By Helen Birch (Training & Education Officer)
Our blog today is informed by my sister’s experiences of living with serious mental illness; she has bravely chosen to give full consent for her experiences to be shared, as she hopes that this will allow people to truly see the realities faced by many people on a daily basis and allow for understanding and support.
Mental health illnesses are often invisible, unseen by the eye but deeply felt within. Just because someone appears fine on the outside doesn’t mean they aren’t fighting a battle inside. These struggles are real, painful, and deserve the same understanding and compassion as any physical illness.
Unfortunately, mental illness can still carry stigma, ridicule and misunderstanding. People are often judged, avoided or dismissed, when what’s truly needed is empathy, patience, and genuine care.
Living with mental illness can make a person incredibly strong, but it doesn’t protect them from the harshness of others’ words or actions. Trying to explain what’s going on inside can feel impossible, especially when, at times, you don’t even understand it yourself.
Mental illness isn’t contagious and no one can simply ‘snap out of it’. For many, how they feel can change from one hour to the next. It’s okay to ask questions, even if the answers aren’t always clear. What’s not needed is pity or avoidance. People living with mental health challenges are not broken, weak or ‘crazy’ – they are human, doing their best to navigate something incredibly complex.
A Personal Journey
‘Living with Bipolar II disorder (rapid cycling), anxiety that can lead to agoraphobia, and borderline personality disorder, among others. Each day brings its own challenges – and sometimes, simply getting through the day is an achievement in itself.

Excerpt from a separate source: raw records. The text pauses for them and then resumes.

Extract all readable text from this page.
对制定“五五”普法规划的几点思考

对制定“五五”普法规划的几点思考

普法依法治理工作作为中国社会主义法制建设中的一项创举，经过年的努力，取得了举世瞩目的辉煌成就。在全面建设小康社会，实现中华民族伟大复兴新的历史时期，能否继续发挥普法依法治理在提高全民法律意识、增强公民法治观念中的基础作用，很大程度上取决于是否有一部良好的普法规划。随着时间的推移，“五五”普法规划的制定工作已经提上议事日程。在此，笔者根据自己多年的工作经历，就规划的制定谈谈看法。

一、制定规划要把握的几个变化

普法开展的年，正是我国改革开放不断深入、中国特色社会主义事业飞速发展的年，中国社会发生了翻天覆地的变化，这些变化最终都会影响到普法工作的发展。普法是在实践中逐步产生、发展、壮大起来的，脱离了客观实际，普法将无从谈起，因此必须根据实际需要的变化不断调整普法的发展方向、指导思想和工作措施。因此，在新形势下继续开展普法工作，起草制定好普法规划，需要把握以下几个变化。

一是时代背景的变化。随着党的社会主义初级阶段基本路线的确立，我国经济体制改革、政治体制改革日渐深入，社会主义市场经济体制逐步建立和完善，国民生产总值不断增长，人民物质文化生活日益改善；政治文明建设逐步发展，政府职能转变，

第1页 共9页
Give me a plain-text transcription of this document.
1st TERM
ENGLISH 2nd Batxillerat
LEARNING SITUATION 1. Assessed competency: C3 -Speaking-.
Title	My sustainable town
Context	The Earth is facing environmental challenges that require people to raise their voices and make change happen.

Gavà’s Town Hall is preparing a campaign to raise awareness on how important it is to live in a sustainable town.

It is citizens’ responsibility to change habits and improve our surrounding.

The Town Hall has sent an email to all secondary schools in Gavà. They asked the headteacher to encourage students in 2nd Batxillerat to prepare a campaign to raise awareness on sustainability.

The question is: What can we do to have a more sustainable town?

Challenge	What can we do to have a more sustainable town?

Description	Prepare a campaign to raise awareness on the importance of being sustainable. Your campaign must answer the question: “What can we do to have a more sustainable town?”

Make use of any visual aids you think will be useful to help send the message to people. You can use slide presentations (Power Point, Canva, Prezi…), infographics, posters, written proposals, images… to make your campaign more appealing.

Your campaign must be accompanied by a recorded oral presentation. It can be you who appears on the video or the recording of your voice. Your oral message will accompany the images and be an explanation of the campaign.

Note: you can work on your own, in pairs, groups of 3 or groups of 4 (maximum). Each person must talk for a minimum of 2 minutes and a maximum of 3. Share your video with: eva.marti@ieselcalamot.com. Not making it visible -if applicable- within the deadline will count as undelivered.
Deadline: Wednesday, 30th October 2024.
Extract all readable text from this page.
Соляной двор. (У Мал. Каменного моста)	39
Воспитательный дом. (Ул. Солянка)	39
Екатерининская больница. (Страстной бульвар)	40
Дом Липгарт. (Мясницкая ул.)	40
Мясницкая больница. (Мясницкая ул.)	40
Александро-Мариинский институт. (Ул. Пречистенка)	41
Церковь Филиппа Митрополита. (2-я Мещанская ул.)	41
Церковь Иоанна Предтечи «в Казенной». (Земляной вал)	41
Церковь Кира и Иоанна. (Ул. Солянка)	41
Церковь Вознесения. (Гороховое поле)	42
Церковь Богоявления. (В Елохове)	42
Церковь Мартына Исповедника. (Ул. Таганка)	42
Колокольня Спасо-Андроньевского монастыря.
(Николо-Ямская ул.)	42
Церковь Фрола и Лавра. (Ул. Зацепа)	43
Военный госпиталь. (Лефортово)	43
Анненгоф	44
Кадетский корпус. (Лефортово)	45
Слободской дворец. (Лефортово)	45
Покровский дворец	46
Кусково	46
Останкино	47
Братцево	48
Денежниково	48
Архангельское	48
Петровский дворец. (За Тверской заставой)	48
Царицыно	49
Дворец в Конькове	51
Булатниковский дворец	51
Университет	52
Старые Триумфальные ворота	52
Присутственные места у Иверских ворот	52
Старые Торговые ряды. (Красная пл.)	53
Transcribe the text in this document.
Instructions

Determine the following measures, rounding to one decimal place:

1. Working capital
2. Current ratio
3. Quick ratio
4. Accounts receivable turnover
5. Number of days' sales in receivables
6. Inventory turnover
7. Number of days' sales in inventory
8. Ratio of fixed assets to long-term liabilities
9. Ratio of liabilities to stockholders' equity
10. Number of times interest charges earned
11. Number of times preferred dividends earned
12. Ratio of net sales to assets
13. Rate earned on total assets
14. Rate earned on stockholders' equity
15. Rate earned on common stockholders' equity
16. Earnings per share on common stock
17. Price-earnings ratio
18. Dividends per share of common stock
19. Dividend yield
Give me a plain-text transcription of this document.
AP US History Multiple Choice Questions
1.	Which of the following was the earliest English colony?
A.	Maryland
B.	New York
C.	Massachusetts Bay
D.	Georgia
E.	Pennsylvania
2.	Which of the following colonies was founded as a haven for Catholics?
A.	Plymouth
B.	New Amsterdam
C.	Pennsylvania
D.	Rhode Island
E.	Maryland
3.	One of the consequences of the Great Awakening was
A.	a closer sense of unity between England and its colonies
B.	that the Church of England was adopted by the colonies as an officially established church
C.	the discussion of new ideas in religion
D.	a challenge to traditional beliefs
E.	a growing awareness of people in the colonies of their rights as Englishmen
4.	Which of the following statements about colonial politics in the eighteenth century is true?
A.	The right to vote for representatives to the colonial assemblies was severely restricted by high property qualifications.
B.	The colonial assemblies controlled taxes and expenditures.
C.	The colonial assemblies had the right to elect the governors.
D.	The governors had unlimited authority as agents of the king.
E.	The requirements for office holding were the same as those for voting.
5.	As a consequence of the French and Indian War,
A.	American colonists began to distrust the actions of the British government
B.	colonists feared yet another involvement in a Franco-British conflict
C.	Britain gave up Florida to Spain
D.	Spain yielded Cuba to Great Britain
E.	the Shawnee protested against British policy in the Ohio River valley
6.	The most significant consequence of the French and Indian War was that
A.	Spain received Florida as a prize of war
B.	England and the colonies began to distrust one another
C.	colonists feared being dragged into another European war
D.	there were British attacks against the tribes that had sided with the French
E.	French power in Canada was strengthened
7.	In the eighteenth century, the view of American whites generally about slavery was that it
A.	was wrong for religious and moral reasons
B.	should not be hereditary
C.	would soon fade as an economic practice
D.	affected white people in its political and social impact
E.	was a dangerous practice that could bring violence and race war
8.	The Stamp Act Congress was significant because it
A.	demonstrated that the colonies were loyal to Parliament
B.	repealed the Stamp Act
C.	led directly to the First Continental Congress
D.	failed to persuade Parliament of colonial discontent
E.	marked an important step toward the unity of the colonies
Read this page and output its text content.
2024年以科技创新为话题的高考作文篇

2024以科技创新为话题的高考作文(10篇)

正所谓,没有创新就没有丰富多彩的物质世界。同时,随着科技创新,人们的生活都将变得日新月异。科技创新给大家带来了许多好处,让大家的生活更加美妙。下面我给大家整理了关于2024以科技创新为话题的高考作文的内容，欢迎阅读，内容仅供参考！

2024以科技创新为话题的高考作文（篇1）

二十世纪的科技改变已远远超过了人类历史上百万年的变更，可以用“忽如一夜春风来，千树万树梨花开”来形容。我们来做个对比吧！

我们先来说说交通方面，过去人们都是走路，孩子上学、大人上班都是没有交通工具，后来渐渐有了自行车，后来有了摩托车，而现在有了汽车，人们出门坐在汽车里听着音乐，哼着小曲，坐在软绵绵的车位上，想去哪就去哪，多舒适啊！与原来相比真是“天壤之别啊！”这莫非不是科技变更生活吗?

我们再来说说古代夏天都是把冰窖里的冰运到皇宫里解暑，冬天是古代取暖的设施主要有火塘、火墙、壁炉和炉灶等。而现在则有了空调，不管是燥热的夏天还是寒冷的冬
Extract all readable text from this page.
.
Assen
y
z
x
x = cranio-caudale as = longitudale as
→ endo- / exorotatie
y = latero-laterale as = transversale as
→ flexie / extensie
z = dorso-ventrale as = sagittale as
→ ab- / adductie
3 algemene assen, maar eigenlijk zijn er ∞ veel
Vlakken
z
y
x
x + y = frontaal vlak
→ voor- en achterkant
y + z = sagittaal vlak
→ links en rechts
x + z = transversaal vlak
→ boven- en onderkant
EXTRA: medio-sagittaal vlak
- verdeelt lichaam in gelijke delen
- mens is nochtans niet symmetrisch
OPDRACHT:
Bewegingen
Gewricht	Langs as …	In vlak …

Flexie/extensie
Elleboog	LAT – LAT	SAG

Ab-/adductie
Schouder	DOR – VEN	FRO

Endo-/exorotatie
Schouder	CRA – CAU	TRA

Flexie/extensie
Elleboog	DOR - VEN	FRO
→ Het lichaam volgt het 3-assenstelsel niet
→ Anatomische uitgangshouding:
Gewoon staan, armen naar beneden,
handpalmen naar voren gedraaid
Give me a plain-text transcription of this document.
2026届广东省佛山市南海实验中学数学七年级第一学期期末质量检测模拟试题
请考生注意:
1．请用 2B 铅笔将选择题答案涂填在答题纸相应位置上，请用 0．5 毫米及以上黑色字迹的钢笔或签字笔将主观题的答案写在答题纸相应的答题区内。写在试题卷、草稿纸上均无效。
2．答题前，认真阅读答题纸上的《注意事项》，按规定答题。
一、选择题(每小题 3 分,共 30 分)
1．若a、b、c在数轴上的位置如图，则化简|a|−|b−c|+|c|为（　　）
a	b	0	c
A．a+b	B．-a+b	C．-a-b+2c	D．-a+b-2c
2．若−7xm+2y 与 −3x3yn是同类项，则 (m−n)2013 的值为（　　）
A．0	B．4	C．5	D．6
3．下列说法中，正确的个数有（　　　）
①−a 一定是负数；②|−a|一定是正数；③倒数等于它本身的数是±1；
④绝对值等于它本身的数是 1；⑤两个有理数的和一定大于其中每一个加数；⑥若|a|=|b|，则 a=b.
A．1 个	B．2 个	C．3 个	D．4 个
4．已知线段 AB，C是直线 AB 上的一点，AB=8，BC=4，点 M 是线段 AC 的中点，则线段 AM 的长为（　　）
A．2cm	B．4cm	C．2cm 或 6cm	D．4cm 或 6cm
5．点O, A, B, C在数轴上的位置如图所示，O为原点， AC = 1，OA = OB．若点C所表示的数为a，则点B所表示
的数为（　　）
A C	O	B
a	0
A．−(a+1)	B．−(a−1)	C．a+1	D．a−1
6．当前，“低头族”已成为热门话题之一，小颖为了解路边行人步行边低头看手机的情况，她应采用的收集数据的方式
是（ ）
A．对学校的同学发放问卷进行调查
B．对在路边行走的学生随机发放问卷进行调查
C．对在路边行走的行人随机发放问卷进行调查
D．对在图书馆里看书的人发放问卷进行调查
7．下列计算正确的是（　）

‘Despite these challenges, I count myself lucky. I have four amazing children who give me strength and purpose. They are my reason to keep going, and as long as one of them is in this world, I’ll keep fighting’.
The Highs and Lows
During the lows, simple things like self-care, eating, sleeping or looking after my home can feel impossible. My mind fills with self-loathing, fear and hopelessness. The thoughts that accompany these episodes are dark and isolating, leaving me feeling cut off from the world.
During the highs, it’s a completely different experience – full of energy, excitement and impulsivity. Boundaries fade. I feel invincible, unstoppable and free, but this state can be just as dangerous. It affects how I speak, act and relate to others, and often leaves me feeling exhausted when it fades.
I take several medications each day and have engaged with every therapy and course offered locally. Sadly, due to long waiting lists and staff shortages, I no longer have a psychiatrist or support worker. For now, I navigate this journey largely alone. The treatments don’t ‘fix’ things – they simply help me manage and stay afloat.
Grief and Isolation
For nearly three years, I’ve been struggling more deeply since losing my wonderful Nanna – my favourite person. She understood me completely, and her love was my anchor. Since her passing, I’ve found it hard to connect with others or function in a world that feels emptier without her. My reclusiveness has deepened, and loneliness has become an ever-present companion.
Reaching Out Matters
We often see posts online saying, ‘I’m here if you need me’. While these messages come from a good place, they’re only meaningful if they’re backed by action. Sometimes, what makes the biggest difference is something small – a message, a call, a card or a shared memory.
Even if the person doesn’t respond, your contact still matters. It shows that someone cares, that they’re not forgotten, and that their life still touches others.
So, if you think someone you know might be struggling, reach out. It might not feel like much, but it could mean everything.
Understanding, Not Judgement
No mental illness is something to be ashamed of. I’m not ashamed of mine – and no one should be. Almost everyone will experience some form of mental health challenge during their lifetime, whether personally or through someone they love.
Mental illness isn’t an excuse; it’s an explanation. It doesn’t define who we are. It’s a part of us, but not all of us.
I am still me.
If you or someone you know is struggling with mental health, please don’t face it alone. Reach out for support — whether that’s a trusted friend, family member or professional service. Understanding starts with a conversation.